Is managing user PII in analytics a pain point for anyone?


Dealing with personal identifiable information (PII) in analytics can be tricky, especially if you want to respect people's privacy and be compliant with all the recent privacy laws like GDPR and CCPA. Anonymizing and de-identifying the data can be good way to deal with this as it gives you a lot more flexibility to utilize the data freely, protecting business analysts from accidentally violating privacy policies; however, what do you do when you want to engage with cohorts of users that you found through anonymized and de-identified datasets? Is this a challenge that anyone else faces?
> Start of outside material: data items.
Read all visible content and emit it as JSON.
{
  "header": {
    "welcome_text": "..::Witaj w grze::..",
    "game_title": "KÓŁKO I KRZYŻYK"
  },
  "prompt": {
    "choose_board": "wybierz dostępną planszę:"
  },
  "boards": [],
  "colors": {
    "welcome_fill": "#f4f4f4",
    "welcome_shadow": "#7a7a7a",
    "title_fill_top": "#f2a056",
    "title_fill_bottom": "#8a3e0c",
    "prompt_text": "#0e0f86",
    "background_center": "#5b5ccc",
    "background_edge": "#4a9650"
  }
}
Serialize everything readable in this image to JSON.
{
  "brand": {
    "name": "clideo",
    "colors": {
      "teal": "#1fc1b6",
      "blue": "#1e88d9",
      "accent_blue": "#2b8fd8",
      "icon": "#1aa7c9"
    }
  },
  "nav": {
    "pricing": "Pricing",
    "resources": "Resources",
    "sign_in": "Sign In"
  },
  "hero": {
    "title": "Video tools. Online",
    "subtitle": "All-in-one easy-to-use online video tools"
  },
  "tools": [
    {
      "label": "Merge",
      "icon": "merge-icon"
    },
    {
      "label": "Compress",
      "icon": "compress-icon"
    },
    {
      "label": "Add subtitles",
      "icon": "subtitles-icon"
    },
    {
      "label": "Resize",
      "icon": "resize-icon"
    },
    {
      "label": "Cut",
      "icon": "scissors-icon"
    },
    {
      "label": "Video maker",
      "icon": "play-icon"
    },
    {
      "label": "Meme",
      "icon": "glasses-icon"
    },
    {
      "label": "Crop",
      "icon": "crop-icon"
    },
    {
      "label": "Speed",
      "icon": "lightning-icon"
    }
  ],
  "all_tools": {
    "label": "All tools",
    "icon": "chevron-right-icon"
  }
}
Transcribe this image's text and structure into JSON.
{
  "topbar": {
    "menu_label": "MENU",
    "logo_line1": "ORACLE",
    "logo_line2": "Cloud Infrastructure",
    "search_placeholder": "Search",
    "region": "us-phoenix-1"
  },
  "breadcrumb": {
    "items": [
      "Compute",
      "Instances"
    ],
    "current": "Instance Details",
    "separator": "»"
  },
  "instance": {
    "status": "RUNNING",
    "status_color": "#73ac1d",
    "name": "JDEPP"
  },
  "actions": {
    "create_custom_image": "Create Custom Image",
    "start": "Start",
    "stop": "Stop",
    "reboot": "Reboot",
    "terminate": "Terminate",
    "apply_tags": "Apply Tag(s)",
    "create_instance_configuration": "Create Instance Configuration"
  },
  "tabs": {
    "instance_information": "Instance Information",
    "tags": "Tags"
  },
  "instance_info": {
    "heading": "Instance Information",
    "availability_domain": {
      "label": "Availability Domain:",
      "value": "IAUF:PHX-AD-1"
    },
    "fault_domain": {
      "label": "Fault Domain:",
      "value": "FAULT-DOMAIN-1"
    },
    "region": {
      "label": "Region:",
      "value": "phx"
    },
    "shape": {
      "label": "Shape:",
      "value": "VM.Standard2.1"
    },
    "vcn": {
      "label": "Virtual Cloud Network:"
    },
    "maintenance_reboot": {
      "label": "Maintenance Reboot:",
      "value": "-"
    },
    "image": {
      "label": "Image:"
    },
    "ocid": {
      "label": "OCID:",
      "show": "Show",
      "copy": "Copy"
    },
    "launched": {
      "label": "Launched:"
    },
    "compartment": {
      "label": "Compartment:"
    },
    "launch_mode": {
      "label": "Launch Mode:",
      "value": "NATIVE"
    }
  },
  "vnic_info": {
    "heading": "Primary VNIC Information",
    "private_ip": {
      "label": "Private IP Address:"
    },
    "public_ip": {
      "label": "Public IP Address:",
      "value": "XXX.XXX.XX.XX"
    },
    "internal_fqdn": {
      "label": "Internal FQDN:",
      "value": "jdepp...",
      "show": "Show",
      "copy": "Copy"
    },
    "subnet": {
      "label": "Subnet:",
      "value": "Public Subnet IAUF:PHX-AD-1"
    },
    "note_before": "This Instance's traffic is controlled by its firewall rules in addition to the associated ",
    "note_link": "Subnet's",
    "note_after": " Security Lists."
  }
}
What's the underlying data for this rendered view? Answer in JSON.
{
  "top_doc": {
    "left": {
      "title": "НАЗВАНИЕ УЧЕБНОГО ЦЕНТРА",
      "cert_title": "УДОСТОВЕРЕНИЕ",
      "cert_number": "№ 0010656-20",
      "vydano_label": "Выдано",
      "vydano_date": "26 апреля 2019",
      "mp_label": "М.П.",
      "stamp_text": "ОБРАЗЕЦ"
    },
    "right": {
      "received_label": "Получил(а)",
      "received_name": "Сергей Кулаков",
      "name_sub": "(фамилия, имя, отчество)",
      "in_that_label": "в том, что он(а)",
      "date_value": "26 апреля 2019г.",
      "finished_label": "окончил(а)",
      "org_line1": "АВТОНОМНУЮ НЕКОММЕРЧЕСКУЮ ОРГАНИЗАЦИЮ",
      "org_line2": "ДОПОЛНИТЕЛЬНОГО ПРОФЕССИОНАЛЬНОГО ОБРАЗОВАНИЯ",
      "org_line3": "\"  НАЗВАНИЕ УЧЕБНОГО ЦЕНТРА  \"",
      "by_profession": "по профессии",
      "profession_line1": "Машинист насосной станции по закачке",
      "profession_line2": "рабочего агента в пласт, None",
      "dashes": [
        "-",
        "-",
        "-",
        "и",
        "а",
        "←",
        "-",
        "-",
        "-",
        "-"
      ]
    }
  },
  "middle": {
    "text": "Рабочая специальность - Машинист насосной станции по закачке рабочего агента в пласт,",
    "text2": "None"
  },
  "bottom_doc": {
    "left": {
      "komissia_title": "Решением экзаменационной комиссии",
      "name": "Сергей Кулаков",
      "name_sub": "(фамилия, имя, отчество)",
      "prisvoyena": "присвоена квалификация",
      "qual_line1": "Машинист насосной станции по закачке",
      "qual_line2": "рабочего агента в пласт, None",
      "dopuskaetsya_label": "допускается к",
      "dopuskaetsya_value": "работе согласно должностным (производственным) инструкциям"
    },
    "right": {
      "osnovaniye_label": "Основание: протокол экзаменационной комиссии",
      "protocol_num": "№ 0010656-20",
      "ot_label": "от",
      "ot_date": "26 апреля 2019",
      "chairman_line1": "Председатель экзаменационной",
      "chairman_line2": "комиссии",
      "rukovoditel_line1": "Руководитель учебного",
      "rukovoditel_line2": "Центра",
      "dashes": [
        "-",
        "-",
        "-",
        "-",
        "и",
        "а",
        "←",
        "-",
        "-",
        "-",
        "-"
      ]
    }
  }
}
I'm trying to gauge interest for creating a PII management system that would provide a clear demarcation of roles for analyst and automated engagement platforms:

1. It would allow analysts and analytics platforms the ability to operate on anonymized datasets

2. It would provide role-based authorization for engagement platforms to query contact info from cohorts generated from anonymized datasets utilizing the information solely to send predefined, automated messages via email, text, snail mail, etc.

Does a system like this sound useful for anybody? I'd be especially interested to hear from someone with first hand experience in this area. Thanks.


  👤 iknownothow Accepted Answer ✓
We use dbt at work. The entire analytics lineage (not the data) is laid bare for all to see. There is no analytics done outside of dbt. If PII were to enter into the lineage accidentally, it's easy to spot and remove. You also get to know which downstream models have used this PII.

👤 donutshop
Would love something like this. The behemoth in this space is Microsoft Purview and more competition would be good.